Here are the top five:
1. Not being able to hear the grandkids
Here’s one we’ve heard more than a couple of times.
The thing about high-frequency hearing loss is that the sounds most difficult to hear are typically higher-pitched. That makes the female voice and the voices of children particularly difficult to understand.
For that reason, many people with hearing loss miss out on what their grandchildren are saying, or otherwise have to make them repeat themselves. Over time, the grandkids begin avoiding the grandparents, and this offers a powerful incentive to book a hearing test.
2. Strained relationships
Communication is the cornerstone of any healthy relationship, which is why hearing loss is so frustrating for both individuals.

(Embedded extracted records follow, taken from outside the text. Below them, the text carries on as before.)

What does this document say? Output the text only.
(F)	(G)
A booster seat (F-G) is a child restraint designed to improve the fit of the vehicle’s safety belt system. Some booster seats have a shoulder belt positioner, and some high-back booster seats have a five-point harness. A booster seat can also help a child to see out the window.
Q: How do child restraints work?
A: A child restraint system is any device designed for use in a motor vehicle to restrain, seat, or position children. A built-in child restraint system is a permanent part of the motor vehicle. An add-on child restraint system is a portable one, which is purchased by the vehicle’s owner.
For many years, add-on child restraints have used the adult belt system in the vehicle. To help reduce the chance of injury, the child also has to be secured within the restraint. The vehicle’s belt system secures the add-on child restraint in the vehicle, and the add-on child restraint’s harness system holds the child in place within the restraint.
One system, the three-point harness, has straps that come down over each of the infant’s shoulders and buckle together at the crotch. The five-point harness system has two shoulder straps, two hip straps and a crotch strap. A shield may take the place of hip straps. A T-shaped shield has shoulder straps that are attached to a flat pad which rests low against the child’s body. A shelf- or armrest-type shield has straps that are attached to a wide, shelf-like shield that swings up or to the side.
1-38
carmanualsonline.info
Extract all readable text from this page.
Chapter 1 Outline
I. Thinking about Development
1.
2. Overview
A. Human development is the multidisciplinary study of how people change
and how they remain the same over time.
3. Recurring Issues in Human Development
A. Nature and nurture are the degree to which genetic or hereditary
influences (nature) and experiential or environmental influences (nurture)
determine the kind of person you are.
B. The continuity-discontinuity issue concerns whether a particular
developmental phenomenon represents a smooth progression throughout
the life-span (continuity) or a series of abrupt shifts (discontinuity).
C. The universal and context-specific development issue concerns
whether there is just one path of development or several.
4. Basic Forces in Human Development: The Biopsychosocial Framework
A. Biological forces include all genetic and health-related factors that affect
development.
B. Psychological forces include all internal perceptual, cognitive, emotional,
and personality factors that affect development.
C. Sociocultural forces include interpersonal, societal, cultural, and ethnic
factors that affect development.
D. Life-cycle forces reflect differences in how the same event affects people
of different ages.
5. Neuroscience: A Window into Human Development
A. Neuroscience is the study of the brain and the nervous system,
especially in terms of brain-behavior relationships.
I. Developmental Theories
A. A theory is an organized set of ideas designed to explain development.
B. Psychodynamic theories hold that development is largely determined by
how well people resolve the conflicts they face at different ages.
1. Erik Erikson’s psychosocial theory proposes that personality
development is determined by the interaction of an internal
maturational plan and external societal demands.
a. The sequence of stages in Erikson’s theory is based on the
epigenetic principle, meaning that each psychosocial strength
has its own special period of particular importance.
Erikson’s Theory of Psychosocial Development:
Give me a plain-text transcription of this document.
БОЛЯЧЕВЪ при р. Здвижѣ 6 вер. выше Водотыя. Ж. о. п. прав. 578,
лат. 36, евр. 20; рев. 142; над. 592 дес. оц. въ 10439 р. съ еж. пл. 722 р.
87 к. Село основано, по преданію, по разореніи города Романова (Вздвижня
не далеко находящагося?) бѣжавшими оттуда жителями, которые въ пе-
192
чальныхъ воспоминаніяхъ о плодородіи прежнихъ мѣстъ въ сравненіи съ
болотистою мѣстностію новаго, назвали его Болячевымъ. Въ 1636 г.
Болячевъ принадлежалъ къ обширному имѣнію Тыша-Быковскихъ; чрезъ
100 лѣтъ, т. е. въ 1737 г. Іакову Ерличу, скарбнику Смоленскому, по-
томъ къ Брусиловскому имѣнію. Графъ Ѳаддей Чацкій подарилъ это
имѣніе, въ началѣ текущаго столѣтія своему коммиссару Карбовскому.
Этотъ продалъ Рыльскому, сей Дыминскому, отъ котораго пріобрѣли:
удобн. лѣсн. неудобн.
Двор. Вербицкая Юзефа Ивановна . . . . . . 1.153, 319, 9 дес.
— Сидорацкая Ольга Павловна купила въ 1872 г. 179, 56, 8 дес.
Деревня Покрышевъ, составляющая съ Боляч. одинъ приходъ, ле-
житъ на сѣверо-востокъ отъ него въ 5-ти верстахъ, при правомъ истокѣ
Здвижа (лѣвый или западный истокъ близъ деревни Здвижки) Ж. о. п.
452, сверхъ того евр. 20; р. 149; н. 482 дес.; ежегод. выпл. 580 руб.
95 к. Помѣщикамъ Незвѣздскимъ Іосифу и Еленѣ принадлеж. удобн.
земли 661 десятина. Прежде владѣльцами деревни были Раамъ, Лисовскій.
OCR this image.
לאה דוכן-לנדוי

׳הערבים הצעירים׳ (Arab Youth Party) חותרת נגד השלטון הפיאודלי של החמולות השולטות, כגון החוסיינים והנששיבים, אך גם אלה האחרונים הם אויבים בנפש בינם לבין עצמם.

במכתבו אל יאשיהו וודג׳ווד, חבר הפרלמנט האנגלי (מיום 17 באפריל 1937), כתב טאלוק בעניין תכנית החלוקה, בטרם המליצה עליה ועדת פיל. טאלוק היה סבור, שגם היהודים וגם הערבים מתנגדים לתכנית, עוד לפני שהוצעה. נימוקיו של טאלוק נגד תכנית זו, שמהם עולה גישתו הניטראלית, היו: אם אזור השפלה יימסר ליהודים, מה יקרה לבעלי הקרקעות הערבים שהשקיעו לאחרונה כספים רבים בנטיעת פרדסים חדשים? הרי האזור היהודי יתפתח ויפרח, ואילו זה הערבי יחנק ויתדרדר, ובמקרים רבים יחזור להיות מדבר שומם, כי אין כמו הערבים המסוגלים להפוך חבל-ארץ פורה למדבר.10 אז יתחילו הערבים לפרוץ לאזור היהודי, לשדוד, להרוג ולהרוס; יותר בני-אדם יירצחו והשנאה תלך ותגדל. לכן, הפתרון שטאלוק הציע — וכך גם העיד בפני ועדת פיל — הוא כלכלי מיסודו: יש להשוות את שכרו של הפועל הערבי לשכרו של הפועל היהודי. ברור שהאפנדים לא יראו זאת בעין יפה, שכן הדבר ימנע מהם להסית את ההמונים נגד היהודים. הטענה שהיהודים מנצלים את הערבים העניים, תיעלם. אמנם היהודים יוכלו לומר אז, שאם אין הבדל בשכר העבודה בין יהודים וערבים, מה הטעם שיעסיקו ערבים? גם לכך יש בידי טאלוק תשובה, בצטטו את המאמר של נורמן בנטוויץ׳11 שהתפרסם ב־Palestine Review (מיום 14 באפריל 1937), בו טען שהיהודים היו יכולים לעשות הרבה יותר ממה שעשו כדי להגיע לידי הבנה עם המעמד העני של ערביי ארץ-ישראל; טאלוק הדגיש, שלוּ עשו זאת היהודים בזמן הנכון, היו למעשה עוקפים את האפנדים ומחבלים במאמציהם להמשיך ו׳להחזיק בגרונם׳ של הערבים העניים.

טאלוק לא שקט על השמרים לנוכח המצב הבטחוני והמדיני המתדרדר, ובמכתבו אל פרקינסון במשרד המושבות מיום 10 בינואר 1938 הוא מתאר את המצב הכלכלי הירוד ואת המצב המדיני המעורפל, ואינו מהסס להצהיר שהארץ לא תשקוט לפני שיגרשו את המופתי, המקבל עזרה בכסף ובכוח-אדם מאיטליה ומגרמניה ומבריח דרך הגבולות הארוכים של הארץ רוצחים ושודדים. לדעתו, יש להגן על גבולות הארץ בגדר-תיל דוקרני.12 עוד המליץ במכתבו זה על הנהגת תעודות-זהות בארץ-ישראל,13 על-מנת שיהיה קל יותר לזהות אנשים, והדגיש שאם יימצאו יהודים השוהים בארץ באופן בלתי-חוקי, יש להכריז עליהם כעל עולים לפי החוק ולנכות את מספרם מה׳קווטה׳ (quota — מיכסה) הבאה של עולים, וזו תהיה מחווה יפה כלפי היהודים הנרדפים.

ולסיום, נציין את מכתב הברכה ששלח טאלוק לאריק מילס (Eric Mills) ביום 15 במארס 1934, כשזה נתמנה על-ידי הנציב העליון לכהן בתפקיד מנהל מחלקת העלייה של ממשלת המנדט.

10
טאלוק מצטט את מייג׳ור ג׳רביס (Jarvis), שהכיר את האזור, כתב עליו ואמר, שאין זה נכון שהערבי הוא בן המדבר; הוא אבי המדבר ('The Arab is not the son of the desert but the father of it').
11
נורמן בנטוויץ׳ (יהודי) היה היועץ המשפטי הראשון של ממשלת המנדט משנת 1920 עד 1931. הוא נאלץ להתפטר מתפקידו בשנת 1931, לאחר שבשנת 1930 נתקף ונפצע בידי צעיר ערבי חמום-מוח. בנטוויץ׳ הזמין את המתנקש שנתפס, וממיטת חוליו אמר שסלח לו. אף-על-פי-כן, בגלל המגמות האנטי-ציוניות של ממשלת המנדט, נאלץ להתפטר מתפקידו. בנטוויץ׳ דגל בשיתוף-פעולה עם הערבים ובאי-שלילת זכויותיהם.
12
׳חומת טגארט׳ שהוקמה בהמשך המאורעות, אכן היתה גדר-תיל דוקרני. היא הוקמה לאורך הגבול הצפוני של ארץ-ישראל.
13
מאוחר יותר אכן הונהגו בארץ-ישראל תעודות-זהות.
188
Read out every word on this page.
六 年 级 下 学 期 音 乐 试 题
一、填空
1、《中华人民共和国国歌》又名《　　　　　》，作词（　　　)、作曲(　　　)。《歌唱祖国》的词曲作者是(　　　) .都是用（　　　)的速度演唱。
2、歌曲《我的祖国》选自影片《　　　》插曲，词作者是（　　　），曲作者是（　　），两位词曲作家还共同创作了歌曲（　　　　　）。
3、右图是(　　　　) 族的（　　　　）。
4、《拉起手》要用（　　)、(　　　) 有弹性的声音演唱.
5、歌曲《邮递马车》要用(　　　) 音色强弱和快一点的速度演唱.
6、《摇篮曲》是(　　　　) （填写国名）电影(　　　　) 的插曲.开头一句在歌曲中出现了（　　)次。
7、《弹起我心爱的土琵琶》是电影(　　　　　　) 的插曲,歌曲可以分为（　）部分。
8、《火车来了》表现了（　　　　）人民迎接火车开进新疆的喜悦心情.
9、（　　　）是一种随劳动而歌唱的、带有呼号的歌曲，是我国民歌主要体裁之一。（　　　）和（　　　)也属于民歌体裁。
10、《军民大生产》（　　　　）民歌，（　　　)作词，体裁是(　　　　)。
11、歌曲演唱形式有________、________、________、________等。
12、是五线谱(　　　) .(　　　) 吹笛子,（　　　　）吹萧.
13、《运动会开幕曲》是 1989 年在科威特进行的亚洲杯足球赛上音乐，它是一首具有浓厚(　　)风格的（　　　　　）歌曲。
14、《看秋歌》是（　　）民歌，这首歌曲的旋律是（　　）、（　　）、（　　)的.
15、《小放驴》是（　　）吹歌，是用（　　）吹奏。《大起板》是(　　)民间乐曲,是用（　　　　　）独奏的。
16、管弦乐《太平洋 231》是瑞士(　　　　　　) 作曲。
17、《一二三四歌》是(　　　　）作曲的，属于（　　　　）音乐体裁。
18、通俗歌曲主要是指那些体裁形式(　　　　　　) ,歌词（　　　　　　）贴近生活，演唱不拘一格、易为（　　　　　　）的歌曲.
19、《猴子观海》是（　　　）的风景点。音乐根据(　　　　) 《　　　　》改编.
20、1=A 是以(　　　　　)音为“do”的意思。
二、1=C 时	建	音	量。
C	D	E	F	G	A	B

If you have hearing loss, you might think everyone else mumbles, but your spouse probably feels you communicate too loudly or “selectively listen.” This produces stress, and before long, you find yourself in more arguments than normal.
Unfortunately, many people wait until their partner is at a breaking point of frustration before booking a hearing test. We’ve witnessed first hand that lots of problems could have been avoided if hearing loss were dealt with earlier.
3. Feeling left out
How confident and interactive can you really be if you can’t understand what others are saying?
Many individuals with hearing loss lose their confidence and sociability when it’s much easier to avoid the scenario than it is to struggle to hear and comprehend what’s being said. This leads many people down a path of seclusion.
It’s this experience of isolation—and missing out on social activities—that inspire people to pick up the phone and schedule a hearing exam. And there are not many activities that hearing loss doesn’t influence in a negative way.
4. Being unproductive at work
We’ve heard countless stories of people that come to their breaking point at the office. Oftentimes they’re at an important meeting and can’t hear their associates sitting across the table. They either have to disrupt the meeting to get people to communicate louder or repeat themselves, or otherwise have to stay silent because they can’t follow along.
There’s a reason why wearing hearing aids is linked with higher household income in those with hearing loss. If you have better hearing, you’re simply more self-confident and effective at work.
5. Concern about total health and well-being
And finally, people are becoming progressively more conscious of the health risks connected with hearing loss. While there are several conditions linked with impaired hearing, the most worrying relationship is that between hearing loss and dementia. According to Johns Hopkins University researchers, seniors with hearing loss are significantly more likely to develop dementia over time than those who maintain their hearing.
What’s your reason?
The bottom line is that most people wait far too long to address their hearing loss, even though the majority of hearing aid users report that their lives have been enhanced with better hearing.
If you use hearing aids, let us know the reason you decided to schedule your first hearing test. Your response may result in helping someone in a similar circumstances to achieve the benefits of better hearing sooner rather than later.